Story & history suddenly came very close to each other for her. I was able to show her the newspaper with the news of King's death. I keep news articles of special events in a drawer in my living room. She began to think about the aspect of time and she pretty much jumped to the ceiling when I mentioned that my grandfather - that other personal hero, the one whom I am named after - was born in 1886. What!? In the 19th century? And you knew him !?
Yes, I knew him, I sat on his knee as a toddler, stayed with pake en beppe (the Frisian words for grandfather and grandmother) at the Spanjaardslaan in Leeuwarden and at the age of twelve I earned the nice amount of 1.25 Dutch guilders by weeding their garden. I was sad and also astonished when Pake passed away, how common it turned out to be for someone aged 82 to die - when in fact I thought the world should stop spinning.

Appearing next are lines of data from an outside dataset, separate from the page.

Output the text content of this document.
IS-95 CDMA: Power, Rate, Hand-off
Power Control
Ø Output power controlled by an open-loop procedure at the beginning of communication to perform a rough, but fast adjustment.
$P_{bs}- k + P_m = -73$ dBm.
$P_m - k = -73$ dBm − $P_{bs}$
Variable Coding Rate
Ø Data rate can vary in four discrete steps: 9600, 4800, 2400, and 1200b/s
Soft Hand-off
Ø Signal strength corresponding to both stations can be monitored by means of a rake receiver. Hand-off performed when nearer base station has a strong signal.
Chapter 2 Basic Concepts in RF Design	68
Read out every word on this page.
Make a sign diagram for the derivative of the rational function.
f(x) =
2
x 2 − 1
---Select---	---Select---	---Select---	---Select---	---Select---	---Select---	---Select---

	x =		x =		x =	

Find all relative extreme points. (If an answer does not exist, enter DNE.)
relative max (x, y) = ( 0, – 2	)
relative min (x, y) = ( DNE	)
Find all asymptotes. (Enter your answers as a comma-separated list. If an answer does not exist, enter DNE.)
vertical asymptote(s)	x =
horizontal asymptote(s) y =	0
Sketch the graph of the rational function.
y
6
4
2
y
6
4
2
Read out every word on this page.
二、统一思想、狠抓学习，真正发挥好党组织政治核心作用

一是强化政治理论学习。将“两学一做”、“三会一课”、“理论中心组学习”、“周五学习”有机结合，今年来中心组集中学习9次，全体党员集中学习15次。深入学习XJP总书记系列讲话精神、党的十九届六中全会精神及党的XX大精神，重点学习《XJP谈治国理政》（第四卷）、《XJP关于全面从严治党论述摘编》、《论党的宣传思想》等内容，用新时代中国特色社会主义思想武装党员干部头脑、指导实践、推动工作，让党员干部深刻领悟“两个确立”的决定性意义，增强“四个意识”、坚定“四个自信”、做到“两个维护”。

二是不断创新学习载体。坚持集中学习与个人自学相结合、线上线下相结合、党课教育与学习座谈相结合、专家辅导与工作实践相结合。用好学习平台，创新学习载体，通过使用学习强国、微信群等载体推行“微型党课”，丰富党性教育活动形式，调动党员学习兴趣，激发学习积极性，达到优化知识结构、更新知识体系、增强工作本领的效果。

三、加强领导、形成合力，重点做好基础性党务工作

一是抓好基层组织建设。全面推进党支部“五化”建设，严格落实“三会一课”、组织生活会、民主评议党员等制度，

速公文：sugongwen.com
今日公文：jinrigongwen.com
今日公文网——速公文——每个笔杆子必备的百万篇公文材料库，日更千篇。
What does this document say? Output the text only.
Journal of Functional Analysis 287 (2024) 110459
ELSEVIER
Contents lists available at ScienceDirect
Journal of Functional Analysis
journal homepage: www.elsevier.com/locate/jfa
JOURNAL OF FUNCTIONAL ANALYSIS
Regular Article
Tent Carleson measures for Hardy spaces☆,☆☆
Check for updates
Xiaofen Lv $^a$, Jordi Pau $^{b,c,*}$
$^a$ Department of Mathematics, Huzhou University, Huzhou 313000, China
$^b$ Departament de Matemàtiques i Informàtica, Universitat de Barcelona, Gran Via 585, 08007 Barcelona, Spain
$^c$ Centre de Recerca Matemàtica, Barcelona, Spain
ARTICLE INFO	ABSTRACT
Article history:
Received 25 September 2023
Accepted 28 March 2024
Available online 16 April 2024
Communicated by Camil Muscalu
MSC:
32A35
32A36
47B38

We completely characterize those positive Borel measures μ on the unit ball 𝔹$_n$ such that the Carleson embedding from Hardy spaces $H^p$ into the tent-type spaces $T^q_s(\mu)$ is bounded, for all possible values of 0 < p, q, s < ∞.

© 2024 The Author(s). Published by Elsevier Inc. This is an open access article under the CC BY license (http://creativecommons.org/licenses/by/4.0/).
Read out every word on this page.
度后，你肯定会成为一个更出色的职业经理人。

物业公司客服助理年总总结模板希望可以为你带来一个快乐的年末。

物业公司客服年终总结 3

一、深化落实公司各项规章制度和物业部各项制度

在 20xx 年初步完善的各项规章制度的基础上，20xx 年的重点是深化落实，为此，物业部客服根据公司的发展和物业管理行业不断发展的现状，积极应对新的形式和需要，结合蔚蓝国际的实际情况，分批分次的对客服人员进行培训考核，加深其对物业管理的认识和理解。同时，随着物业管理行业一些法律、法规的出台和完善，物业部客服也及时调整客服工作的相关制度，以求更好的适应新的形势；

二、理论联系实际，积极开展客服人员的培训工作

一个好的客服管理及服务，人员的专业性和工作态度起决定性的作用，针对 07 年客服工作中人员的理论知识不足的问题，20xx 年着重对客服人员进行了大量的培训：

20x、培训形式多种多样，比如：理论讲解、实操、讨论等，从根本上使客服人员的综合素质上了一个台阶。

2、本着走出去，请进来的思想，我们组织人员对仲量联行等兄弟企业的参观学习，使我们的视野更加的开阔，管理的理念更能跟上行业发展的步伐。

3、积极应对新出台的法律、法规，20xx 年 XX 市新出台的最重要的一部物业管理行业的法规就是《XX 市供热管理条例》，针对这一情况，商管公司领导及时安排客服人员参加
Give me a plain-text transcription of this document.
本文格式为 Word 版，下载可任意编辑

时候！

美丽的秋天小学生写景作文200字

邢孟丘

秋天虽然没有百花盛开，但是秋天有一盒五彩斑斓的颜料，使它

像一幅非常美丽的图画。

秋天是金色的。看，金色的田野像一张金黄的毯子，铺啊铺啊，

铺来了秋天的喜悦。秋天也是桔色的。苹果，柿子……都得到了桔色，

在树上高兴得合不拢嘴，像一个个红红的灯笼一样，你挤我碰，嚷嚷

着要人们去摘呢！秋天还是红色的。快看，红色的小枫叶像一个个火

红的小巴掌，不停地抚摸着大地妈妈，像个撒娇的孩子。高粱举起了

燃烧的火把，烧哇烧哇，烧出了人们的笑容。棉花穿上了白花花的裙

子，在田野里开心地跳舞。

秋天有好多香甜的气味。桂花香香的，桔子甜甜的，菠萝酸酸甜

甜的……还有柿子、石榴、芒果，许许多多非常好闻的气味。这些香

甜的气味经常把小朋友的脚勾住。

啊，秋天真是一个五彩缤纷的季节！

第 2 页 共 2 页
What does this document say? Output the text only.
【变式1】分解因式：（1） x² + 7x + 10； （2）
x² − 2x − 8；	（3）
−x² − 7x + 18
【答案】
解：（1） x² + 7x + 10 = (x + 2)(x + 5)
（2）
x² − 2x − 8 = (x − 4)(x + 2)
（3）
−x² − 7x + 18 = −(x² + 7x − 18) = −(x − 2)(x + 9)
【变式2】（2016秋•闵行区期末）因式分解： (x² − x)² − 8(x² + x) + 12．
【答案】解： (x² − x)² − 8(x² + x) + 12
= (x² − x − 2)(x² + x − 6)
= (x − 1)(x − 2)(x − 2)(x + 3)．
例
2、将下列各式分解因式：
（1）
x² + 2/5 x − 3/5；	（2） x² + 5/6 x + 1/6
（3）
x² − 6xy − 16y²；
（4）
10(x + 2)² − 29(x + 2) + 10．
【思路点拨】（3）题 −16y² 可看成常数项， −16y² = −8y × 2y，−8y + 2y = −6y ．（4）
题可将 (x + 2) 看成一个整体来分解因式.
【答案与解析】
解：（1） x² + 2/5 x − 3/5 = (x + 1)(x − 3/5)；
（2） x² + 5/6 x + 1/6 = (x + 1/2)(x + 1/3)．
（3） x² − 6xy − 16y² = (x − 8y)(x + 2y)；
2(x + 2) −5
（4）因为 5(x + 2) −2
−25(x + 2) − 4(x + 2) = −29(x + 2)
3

It was my first funeral, the grandchildren walking directly behind the bier from the Phoenix Church to the Northern Cemetry at Schapendijkje 4. That address where I already know so many people now. It was only after this crowd of grandchildren that the widow and their own grown-up children followed, as Pake had instructed. He was buried in the grave of his first wife, my mother's mother, Beppe Jikke, who died in 1938. That grave of Ytzen with his two wives is still there.
My mother was just 13 when her mother died at the age of 51, I was 13 when my grandfather died. When I ever have the feeling that I had a vehement puberty, I think of my mother: in 1937 an airport was built on their farmland (which had an immense impact on their way of life), in 1938 the farmer’s wife died, in 1939 the farm became military terrain due to the mobilization, in 1940 it was already conquered on the second day of the war and - even before the capitulation - 70 German soldiers were billeted with them. After that, the farmland was regularly bombed by the Allies, in November 1940 the family was evacuated and they went to live in the city, in 1942 my grandfather remarried and the two families were merged to live together in their civic house on the Harlingerstraatweg. In June 1943 the farm was bombed. "Today Groot Humalda has succumbed to great pressure", pake wrote in disguise to one of his sons who lived outside Friesland. How intense can your puberty be?
Groot Humalda on a painting that I inherited from my aunt Dirkje. |
From 1934 to 1968, with a break during the war, pake wrote a weekly column in an agricultural magazine. He was known by the pseudonym Poarteboer (Gatefarmer): a farmer with a view of the countryside as well as the city, a wise man in the gate. His death was front-page news in the Frisian press. On his 100th birthday I published an article about him in the Friesch Dagblad (*). The following year, beppe Jikke's 100th birthday (March 24, 1887 - December 21, 1938) passed in silence. It elicited my muoike (aunt) Dirkje, who visited us around that time, to comment: you wrote about your grandfather last year, but you don't write anything about his wife, women are apparently not important. Suddenly I saw in my conservative aunt a militant feminist. The cynical comment came from deep in her heart, and I cherish that moment as a monument to my grandmother. My life partly comes from her, but unfortunately I never knew her. Last December it was 80 years ago that my beppe Jikke passed away. That someone could be dead for so long.